Del resto, abbiamo già oltrepassato la zona di sicurezza di molti dei nove processi biofisici (riportati da Danowski e De Castro in Esiste un mondo a venire?, pubblicato da Nottetempo), incluso quello delle emissioni, come scrive Deotto:
Oggi sappiamo che se anche interrompessimo tutte le emissioni di anidride carbonica nel giro di 24 ore, quella che abbiamo pompato nell’atmosfera negli ultimi due secoli continuerebbe a riscaldare il pianeta per decenni, e infine la temperatura si assesterebbe su un ipotetico plateau di 1,5 gradi al di sopra dei livelli preindustriali (oggi siamo all’1,2); ma questo è uno scenario altamente improbabile, dal momento che nonostante tutti gli appelli e gli allarmi finora si è fatto ben poco di concreto per flettere la curva della crescita di emissioni. Anche volendo essere ottimisti, non possiamo sperare di tenerci troppo al di sotto dei 2 gradi.
Se il mondo è già sulla via dello stravolgimento climatico, cosa possiamo fare?

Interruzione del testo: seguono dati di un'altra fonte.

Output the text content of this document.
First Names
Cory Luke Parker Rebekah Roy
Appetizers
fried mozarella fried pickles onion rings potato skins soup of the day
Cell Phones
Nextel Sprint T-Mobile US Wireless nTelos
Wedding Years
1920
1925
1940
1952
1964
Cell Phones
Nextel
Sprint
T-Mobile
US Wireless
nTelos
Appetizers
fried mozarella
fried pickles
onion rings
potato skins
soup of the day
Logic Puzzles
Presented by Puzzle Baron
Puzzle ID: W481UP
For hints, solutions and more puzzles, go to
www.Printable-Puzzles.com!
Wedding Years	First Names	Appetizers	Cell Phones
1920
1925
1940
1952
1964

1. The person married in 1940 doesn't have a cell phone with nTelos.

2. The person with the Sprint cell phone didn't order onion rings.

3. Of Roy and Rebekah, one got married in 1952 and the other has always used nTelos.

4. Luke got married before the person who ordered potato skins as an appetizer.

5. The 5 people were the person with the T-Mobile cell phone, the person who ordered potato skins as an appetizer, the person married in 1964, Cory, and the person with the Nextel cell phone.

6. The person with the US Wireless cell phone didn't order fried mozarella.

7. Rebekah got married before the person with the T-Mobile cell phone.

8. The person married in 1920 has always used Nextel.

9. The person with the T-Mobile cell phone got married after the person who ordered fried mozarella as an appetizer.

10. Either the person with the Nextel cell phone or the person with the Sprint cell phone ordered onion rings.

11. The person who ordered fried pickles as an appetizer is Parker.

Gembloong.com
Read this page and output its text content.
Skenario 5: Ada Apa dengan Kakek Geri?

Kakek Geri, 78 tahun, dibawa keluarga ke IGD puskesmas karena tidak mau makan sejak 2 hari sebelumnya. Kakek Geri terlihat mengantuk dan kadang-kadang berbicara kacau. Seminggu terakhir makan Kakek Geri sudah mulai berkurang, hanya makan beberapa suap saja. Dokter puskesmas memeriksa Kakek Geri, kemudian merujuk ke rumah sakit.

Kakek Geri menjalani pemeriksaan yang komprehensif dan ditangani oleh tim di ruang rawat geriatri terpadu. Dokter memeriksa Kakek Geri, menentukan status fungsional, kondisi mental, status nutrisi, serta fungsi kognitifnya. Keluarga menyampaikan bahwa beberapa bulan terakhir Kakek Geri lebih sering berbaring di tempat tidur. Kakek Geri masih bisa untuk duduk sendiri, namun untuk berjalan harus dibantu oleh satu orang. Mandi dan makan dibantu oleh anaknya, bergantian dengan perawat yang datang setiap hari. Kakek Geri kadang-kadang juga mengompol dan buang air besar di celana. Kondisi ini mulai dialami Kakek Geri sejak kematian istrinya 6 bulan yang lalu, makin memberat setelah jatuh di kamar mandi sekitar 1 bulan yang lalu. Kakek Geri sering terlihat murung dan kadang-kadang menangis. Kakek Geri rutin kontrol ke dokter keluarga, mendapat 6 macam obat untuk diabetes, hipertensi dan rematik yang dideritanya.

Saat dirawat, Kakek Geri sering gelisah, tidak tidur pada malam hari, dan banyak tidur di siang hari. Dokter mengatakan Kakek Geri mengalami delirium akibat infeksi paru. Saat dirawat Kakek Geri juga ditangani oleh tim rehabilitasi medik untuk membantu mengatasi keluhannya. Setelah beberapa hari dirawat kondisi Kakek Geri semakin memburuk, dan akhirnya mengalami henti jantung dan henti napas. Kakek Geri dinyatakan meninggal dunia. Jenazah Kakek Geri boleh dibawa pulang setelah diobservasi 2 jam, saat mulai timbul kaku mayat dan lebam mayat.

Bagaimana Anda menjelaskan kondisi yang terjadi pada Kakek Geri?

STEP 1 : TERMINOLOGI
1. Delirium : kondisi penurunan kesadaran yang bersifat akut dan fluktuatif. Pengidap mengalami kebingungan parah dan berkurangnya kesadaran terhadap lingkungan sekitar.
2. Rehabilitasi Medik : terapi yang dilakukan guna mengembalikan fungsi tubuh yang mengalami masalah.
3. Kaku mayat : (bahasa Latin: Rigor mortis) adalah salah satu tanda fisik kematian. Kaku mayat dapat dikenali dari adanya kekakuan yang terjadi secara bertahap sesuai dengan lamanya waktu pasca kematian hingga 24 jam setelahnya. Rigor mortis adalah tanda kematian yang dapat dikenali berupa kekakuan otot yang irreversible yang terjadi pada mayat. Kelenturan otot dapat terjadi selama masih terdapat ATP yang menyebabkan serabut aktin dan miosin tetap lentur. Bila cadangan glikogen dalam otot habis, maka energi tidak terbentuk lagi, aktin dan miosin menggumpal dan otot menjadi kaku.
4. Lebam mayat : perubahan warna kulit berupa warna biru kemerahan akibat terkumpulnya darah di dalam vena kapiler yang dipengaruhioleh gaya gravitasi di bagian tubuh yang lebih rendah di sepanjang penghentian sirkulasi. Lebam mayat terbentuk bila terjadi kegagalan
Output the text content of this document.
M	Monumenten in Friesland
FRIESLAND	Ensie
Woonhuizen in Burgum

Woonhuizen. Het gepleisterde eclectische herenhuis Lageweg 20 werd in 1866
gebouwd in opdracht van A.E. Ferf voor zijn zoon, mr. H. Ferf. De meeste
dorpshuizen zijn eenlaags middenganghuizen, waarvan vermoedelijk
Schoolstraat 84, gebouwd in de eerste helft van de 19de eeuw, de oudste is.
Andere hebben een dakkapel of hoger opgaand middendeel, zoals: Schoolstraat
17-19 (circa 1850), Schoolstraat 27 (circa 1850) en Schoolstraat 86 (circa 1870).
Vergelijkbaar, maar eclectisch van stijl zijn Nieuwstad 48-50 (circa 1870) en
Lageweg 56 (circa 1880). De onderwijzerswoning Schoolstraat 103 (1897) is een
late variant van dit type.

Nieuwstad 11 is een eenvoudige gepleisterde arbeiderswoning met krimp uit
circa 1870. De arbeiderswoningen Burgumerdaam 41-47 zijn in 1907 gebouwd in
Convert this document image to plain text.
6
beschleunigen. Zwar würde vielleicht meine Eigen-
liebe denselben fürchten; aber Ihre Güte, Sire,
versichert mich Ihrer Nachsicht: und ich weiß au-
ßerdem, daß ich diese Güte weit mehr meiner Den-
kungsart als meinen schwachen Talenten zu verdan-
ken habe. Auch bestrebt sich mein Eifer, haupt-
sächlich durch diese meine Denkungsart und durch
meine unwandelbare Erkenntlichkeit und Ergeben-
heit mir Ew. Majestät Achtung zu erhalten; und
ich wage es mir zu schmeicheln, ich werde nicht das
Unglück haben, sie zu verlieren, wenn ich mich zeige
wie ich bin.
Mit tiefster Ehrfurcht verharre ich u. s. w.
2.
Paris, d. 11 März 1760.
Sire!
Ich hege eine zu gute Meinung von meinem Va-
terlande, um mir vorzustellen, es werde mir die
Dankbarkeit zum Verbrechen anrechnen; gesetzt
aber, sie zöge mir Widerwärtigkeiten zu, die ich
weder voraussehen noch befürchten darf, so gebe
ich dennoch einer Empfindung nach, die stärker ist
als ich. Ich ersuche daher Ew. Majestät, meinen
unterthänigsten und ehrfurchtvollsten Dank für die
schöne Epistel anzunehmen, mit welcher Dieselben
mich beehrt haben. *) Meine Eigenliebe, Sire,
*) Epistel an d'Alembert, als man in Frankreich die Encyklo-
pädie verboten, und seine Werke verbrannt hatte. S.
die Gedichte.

L’autore passa dalle Maldive alla Florida, dalla Svezia alla Franciacorta per far non solo vedere, ma anche immaginare gli effetti dei cambiamenti climatici sul mondo che conosciamo, o crediamo di conoscere, e per mettere in rassegna le possibili strategie. In generale, le risposte potrebbero essere centinaia ma, come avviene nell’amata Venezia (nel caso del MOSE), c’è chi vorrebbe una risposta “tecnica” e indefessa, dell’uomo contro la natura, e chi vorrebbe una risposta eterogenea, che metta in dialogo l’uomo e la natura, come avviene in alcune popolazioni indigene.
Il libro, con uno stile che alterna grado zero (giornalistico) e gradi successivi (nei tagli lirici, nelle introspezioni, nei passaggi autobiografici), accerchia il lettore, facendo un’operazione pedagogica di contestualizzazione: non si può più, dopo averlo attraversato, ignorare la realtà, la presenza dei cambiamenti climatici. Se ne esce con una sorta di frenesia catastrofica (col vecchio mantra “siamo apocalittici per avere torto”), per cui l’inattività è impossibile: chiudo senza condizionatore, senza ventilatore, dopo aver mangiato una fettina di pesce spada locale; preoccupandomi che il mio accordo, finora tacito, con ogni organizzazione, associazione, ente, azienda abbia alla base il rispetto per la questione ecologica; con l’ulteriore consapevolezza che il mondo non si assenta, siamo noi, sulla base dei nostri bisogni – non delle nostre urgenze – che lo vedremo tramontare. Ma sopravviverà.